And let’s not forget about synthetic fibers, which are basically plastics. They’re accused of releasing micro-fibers into the air and water. Who’s going to grow all the cotton and raise all the sheep to replace them?
What about food packaging? If the world is suffering food shortages today, what will it be like without plastic packaging and storage containers to avoid spoilage and shipping damage. Are there enough trees in all the world to replace every bit of plastic film with paper? How much paper food packaging today does not have a plastic liner or coating as a barrier to water and grease? (What’s inside your breakfast cereal box? A plastic bag liner.)
Can anyone really picture replacing every plastic container in their kitchen, bathroom and backpack with glass or metal? Besides the weight and breakage, production of glass, metal and paper all involve more energy consumption and greenhouse gas emissions than does use of plastics.
What are the two most exciting new technologies that everyone is buzzing about? Artificial intelligence (AI)? Not without electricity (see above) and computers with numerous plastic connectors, housings and encapsulated microelectronics. Additive manufacturing (3D printing)? That’s mostly another way of using plastics (some metal, too).

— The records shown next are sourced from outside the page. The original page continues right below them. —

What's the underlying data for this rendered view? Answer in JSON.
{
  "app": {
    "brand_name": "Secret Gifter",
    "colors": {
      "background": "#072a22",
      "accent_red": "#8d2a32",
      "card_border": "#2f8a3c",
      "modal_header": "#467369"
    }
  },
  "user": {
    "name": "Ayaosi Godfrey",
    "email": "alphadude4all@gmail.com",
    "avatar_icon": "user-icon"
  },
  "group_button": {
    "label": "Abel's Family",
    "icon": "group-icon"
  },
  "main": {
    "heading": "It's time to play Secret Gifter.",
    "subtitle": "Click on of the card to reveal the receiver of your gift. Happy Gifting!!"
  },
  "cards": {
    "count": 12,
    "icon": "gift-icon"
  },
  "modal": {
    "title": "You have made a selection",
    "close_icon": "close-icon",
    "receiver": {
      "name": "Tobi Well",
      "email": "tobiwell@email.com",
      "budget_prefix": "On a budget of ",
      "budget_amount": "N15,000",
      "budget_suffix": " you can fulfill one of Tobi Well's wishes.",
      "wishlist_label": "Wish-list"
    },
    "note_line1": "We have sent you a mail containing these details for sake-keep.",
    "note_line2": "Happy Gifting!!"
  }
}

On the wrong side of history? Unless some space aliens come down and introduce us to a hitherto unknown class of matter, plastics are the future. There simply is no substitute compatible with modern society or any society that most of us would want to live in.
Yes, plastics can be lightweighted, recycled and used more responsibly – but they’re here to stay. And somebody has to produce them and process them. (And write about them.) Sell that at your next plant open house for high school or college students or other potential new hires.